From the New Orleans Picayune and in the Lafayette Gazette 9/3/1898.



Selected News Notes (Gazette) 9/3/1898.

 Prof. W. A. LeRosen arrived Wednesday from Shreveport to make all the preliminary arrangements to open the Lafayette High School on the 5th. instant. 

Jim Marsh and John Miller visited the Lafayette boys at Jackson barracks last Sunday evening.

 Jim Marsh has been transferred from the St. Martinville to the Alexandria branch, on the Southern Pacific.

 Isaac Roos, of the Isaac Roos Cotton Company, was in Lafayette Thursday. Mr. Roos represents a large exporting house.

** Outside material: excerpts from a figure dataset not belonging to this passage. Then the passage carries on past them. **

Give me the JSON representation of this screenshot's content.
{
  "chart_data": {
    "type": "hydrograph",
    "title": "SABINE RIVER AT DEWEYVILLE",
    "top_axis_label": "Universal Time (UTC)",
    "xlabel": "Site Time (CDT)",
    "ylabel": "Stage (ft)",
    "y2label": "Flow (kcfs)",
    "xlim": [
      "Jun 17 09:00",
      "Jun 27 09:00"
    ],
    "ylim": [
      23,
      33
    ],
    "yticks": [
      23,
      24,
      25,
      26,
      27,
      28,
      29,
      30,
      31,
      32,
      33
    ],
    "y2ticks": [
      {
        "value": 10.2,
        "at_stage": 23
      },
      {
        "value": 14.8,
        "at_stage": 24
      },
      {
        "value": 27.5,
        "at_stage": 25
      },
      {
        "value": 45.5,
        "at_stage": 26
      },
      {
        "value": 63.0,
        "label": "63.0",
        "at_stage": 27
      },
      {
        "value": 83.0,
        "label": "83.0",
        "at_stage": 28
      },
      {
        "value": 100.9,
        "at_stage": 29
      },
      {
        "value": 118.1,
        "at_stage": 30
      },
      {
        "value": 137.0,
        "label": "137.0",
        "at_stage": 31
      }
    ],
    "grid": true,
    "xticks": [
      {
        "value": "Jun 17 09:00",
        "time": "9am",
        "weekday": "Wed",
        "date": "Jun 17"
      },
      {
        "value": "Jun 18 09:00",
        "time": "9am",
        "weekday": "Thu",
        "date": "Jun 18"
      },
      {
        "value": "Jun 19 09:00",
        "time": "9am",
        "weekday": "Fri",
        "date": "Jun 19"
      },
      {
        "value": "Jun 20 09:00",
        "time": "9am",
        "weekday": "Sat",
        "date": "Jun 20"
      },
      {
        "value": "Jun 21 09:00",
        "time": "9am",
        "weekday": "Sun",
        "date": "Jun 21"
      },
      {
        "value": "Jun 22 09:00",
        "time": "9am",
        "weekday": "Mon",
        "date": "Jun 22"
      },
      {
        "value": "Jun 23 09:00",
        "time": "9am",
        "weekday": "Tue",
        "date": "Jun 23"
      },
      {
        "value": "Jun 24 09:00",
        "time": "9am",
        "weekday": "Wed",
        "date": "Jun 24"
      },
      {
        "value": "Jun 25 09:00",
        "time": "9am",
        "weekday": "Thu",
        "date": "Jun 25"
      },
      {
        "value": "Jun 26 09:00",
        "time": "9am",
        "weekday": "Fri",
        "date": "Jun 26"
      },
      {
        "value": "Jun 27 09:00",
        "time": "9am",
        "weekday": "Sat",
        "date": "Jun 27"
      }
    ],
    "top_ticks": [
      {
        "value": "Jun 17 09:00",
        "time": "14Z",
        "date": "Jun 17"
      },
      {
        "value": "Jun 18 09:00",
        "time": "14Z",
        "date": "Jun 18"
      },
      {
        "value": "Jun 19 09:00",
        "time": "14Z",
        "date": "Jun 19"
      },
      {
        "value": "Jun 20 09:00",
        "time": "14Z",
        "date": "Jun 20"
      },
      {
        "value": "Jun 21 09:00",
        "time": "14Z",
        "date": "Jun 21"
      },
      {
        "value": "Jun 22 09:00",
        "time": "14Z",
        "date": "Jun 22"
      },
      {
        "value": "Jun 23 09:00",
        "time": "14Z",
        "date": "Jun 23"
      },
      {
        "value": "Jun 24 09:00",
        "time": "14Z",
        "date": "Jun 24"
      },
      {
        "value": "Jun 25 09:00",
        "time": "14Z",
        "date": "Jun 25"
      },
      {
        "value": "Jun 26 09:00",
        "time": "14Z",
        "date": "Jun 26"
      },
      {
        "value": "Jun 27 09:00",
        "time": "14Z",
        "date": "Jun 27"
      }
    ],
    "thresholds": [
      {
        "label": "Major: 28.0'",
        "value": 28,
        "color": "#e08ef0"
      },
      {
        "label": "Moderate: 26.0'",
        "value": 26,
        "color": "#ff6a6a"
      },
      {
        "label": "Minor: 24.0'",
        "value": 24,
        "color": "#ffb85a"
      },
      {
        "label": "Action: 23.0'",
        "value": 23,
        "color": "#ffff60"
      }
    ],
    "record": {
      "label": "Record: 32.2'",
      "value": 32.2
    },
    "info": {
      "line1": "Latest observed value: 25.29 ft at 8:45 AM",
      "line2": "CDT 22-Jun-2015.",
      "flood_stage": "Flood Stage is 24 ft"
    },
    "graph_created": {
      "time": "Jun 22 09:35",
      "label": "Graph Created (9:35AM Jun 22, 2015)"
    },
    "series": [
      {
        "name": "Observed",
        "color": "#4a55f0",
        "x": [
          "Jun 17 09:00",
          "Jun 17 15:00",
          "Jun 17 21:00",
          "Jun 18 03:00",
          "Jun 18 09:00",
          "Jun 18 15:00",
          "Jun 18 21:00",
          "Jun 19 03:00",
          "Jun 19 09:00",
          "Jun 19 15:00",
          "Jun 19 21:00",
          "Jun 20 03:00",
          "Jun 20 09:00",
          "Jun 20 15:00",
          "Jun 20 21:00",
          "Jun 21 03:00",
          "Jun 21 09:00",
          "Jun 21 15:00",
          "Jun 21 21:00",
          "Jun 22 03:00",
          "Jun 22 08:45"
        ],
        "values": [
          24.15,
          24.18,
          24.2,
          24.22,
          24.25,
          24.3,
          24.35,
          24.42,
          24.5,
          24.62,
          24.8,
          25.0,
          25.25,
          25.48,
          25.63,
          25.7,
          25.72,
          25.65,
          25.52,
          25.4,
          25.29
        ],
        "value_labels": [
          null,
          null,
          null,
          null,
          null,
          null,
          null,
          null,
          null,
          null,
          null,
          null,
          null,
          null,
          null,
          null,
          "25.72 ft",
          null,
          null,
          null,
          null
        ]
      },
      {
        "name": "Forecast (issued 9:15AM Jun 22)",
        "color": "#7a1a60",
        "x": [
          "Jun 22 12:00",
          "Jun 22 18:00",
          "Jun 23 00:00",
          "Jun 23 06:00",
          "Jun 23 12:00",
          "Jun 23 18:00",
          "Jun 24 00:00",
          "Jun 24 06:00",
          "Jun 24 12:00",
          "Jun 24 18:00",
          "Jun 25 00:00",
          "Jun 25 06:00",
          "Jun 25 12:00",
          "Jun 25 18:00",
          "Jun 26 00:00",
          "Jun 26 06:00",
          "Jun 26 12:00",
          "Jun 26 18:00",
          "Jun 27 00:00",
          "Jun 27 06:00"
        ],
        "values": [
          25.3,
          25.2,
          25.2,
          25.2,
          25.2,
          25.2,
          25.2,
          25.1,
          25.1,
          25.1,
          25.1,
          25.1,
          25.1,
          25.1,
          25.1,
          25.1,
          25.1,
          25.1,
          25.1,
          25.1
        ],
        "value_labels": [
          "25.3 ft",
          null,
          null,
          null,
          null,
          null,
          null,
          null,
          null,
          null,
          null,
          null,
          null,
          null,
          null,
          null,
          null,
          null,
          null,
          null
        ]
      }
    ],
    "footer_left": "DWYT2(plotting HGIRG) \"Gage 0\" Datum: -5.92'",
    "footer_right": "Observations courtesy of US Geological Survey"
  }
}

 Vic Levy has returned from New York where he purchased a large stock of goods for the store which he and his brother, Willie, will open in Gus. Lacoste's new building.
Lafayette Gazette 9/3/1898.




LAGNIAPPE:
 From the Lafayette Daily Advertiser of September 3rd, 1939:


ENGLAND IS AT WAR!!!

"EXPECT FRANCE TO FOLLOW IN STEPS OF ENGLAND..."
   


 "NEW WEAPONS CAN FORCE PLANES TO STAY 20,000 FEET UP..."  

And Back in Lafayette, La.


Newsreels portraying the situation on the other side of the Atlantic were already showing regularly at the Jefferson Theatre. 
                                 
EXTRA! SCOOP!


Double Length News - Giving a complete record of the European Crisis.

PLUS: Mickey Mouse presents The 3 Little Pigs in  "Practical Pig."



Movies Now SHOWING at the JEFFERSON THEATRE:

 Randolph Scott in "Mutiny On The Bounty."

TOMORROW & MONDAY:  The stars you love to see...In Love!

    Tyrone Power, Sonja Henie


                           in

    Irving Berlin's, "Second Fiddle."
      

And at the ROYAL THEATRE:

NOW SHOWING:  

Clark Gable in "Mutiny On The Bounty."

TOMORROW AND MONDAY:

"Blondie Takes A Vacation." 
America's favorite fun family in their third successive hit!!!

SUNDAY: Charles Starret and Iris Meredith in,


"Spoilers of the Range." Laf. Advertiser 9/3/1939.